On November 21, 2021, Tiger posts a video captioned “Making Progress” that shows him hitting a golf ball. It’s a new installment of the “Making Progress” video he posted on October 15, 2017, when he was recovering from spinal fusion surgery.
Tiger’s wearing a black compression sleeve on his right leg; the crutches he’s been relying on are nowhere in sight. He describes this recovery, which began with three months in bed, as “an entirely different animal. I understand more of the rehab process because of my past injuries, but this was more painful than anything I have ever experienced.”

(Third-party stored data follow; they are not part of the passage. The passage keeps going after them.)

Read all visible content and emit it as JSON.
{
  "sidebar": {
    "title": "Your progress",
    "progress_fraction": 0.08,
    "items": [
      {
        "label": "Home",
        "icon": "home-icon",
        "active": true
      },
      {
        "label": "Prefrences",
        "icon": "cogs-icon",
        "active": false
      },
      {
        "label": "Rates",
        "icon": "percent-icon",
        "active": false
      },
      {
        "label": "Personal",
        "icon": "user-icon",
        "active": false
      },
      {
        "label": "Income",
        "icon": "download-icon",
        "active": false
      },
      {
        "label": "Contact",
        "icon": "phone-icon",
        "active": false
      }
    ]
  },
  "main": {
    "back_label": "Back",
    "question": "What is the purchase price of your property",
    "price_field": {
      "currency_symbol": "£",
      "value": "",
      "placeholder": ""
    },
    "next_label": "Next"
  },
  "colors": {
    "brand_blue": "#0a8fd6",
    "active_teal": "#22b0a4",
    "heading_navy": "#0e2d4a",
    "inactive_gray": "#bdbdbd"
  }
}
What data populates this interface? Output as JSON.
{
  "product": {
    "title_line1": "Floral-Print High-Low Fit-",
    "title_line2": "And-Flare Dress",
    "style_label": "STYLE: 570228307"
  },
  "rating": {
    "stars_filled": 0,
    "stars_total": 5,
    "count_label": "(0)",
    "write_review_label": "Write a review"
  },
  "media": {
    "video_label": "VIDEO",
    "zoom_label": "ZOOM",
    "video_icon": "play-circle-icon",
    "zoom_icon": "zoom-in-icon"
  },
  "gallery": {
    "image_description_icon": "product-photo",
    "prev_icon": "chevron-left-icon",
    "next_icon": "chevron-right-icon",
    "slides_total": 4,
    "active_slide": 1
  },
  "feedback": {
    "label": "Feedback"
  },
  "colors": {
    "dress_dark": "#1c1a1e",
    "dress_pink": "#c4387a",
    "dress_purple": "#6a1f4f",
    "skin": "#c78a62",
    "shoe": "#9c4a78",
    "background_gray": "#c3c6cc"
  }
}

The response to the new video is overwhelming.
Tiger keeps pushing. But he does set limits, in November telling Golf Digest: “Something that is realistic is playing the tour one day, never full time, ever again, but pick and choose, just like Mr. Hogan did.”
Days before Christmas and the week before his forty-sixth birthday, Team Tiger makes its latest return.
It’s been a harrowing year since Tiger and Charlie placed seventh in the 2020 PNC Championship at Orlando’s Ritz-Carlton Golf Club. Twelve-year-old Charlie Axel Woods walks the course while his father rides a cart. Luckily, the generational tournament is operated in collaboration with the PGA Tour Champions (golf’s “senior” tour for players over fifty), which allows the use of carts.
Dressed in red for the final round, Team Tiger birdies eleven straight holes to place second, two strokes behind winning Team Daly (John and John II).
“Charlie was hitting the ball unbelievable,” a proud Tiger boasts to NBC. As for himself, he’s just grateful for the progress he’s made. “I still have my own leg, which was questionable for a while. And it’s functioning. I’m just really tired. I’m not used to this. I think this might be my fourth or fifth round of golf [this] year. I’m a little worn out.”
Still, “the competitive juices, they’re never going to go away,” Tiger says. “This is my environment, this is what I’ve done my entire life. I’m just so thankful to have this opportunity to do it again.”
Tiger reminds reporters, “Remember what I said at Pebble Beach in ’97?” Back then, his attitude was “Second sucks.”
Not today. Today, it feels like a miracle.